Advanced Gateway Configuration

Overview

CloudCasa starts a pod on the cluster where NFS and SMB storage is being accessed for backups and other operations. Some sites have complex requirements regarding labels, annotations, requests, limits, etc. that must be applied to this pod. The Customize gateway parameters section under Advanced options in the Edit Storage page allows administrators to configure these properties using YAML.

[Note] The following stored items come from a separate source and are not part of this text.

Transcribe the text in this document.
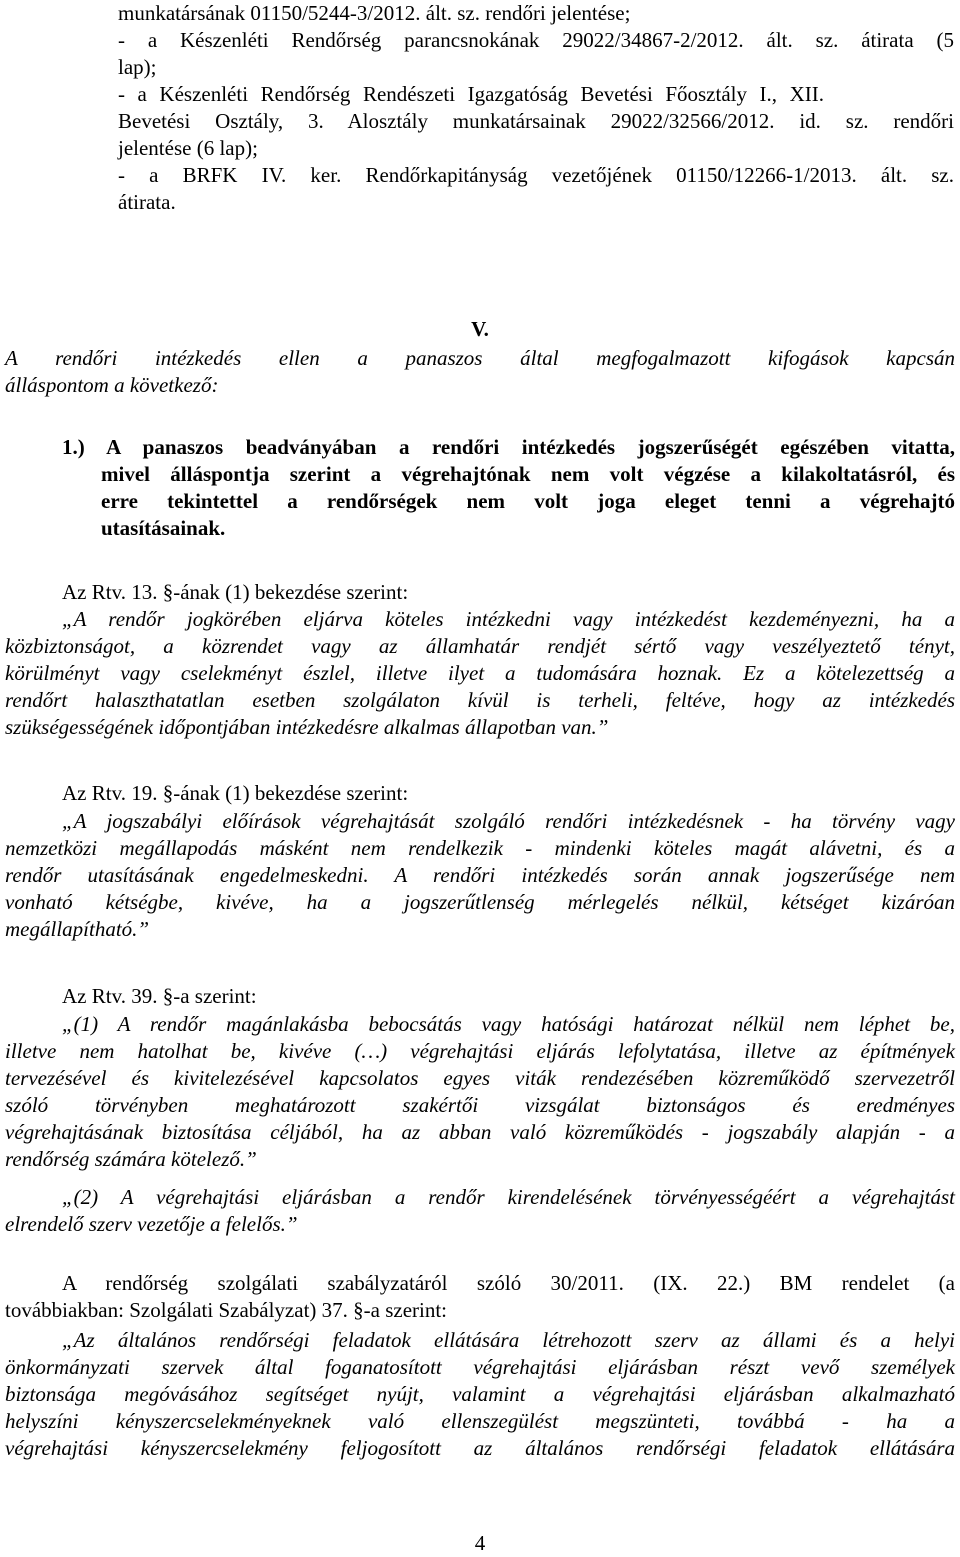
munkatársának 01150/5244-3/2012. ált. sz. rendőri jelentése;
- a Készenléti Rendőrség parancsnokának 29022/34867-2/2012. ált. sz. átirata (5
lap);
- a Készenléti Rendőrség Rendészeti Igazgatóság Bevetési Főosztály I., XII.
Bevetési Osztály, 3. Alosztály munkatársainak 29022/32566/2012. id. sz. rendőri
jelentése (6 lap);
- a BRFK IV. ker. Rendőrkapitányság vezetőjének 01150/12266-1/2013. ált. sz.
átirata.
V.
A rendőri intézkedés ellen a panaszos által megfogalmazott kifogások kapcsán
álláspontom a következő:
1.) A panaszos beadványában a rendőri intézkedés jogszerűségét egészében vitatta,
mivel álláspontja szerint a végrehajtónak nem volt végzése a kilakoltatásról, és
erre tekintettel a rendőrségek nem volt joga eleget tenni a végrehajtó
utasításainak.
Az Rtv. 13. §-ának (1) bekezdése szerint:
„A rendőr jogkörében eljárva köteles intézkedni vagy intézkedést kezdeményezni, ha a
közbiztonságot, a közrendet vagy az államhatár rendjét sértő vagy veszélyeztető tényt,
körülményt vagy cselekményt észlel, illetve ilyet a tudomására hoznak. Ez a kötelezettség a
rendőrt halaszthatatlan esetben szolgálaton kívül is terheli, feltéve, hogy az intézkedés
szükségességének időpontjában intézkedésre alkalmas állapotban van.”
Az Rtv. 19. §-ának (1) bekezdése szerint:
„A jogszabályi előírások végrehajtását szolgáló rendőri intézkedésnek - ha törvény vagy
nemzetközi megállapodás másként nem rendelkezik - mindenki köteles magát alávetni, és a
rendőr utasításának engedelmeskedni. A rendőri intézkedés során annak jogszerűsége nem
vonható kétségbe, kivéve, ha a jogszerűtlenség mérlegelés nélkül, kétséget kizáróan
megállapítható.”
Az Rtv. 39. §-a szerint:
„(1) A rendőr magánlakásba bebocsátás vagy hatósági határozat nélkül nem léphet be,
illetve nem hatolhat be, kivéve (…) végrehajtási eljárás lefolytatása, illetve az építmények
tervezésével és kivitelezésével kapcsolatos egyes viták rendezésében közreműködő szervezetről
szóló törvényben meghatározott szakértői vizsgálat biztonságos és eredményes
végrehajtásának biztosítása céljából, ha az abban való közreműködés - jogszabály alapján - a
rendőrség számára kötelező.”
„(2) A végrehajtási eljárásban a rendőr kirendelésének törvényességéért a végrehajtást
elrendelő szerv vezetője a felelős.”
A rendőrség szolgálati szabályzatáról szóló 30/2011. (IX. 22.) BM rendelet (a
továbbiakban: Szolgálati Szabályzat) 37. §-a szerint:
„Az általános rendőrségi feladatok ellátására létrehozott szerv az állami és a helyi
önkormányzati szervek által foganatosított végrehajtási eljárásban részt vevő személyek
biztonsága megóvásához segítséget nyújt, valamint a végrehajtási eljárásban alkalmazható
helyszíni kényszercselekményeknek való ellenszegülést megszünteti, továbbá - ha a
végrehajtási kényszercselekmény feljogosított az általános rendőrségi feladatok ellátására
4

The YAML document for this has the following schema:

# This section applies a common label and annotation to ALL resources
# created for this specific gateway.
common:
  annotations:
    contact-person:
  labels:

# ===================================================================
# FS S3 Gateway Specific Customizations
# ===================================================================
fs:
  # --- Customizations for the PersistentVolume ---
  pv:
    labels:
    annotations:

  # --- Customizations for the PersistentVolumeClaim ---
  pvc:
    labels:
    annotations:

  # --- Customizations for the Secret ---
  secret:
    labels:
    annotations:

  # --- Customizations for the NetworkPolicy ---
  network-policy:
    labels:
    annotations:

  # --- Customizations for the Service ---
  service:
    labels:
    annotations:
    # Test changing the port name.
    portName:

  # --- Customizations for the Deployment object itself ---
  deployment:
    labels:
    annotations:

  # --- Customizations for the Pod template within the Deployment ---
  pod:
    labels:
    annotations:
    # Test adding a toleration to allow scheduling on specific nodes.
    tolerations:
      - key:
        operator:
        effect:
    # Test setting a specific Pod-level security context.
    securityContext:
      fsGroup:
      runAsUser:
      runAsGroup:
      runAsNonRoot:

  # --- Customizations for the main Container within the Pod ---
  container:
    # Test overriding default resource requests and limits.
    requests:
      cpu:
      memory:
    limits:
      cpu:
      memory:
    # Test adding a new environment variable.
    env:
      - name:
        value:
    # Test setting a restrictive container-level security context.
    securityContext:
      allowPrivilegeEscalation:
      readOnlyRootFilesystem:
      capabilities:

Example

Here is an example that configures CPU and memory requests and limits for the gateway pod:

fs:
  container:
    requests:
      cpu: "250m"
      memory: "350Mi"
    limits:
      cpu: "550m"
      memory: "650Mi"

Notes

  • Users must provide the entire securityContext section.

  • Annotations and labels set in the common section will be overwritten by the values set at the resource level.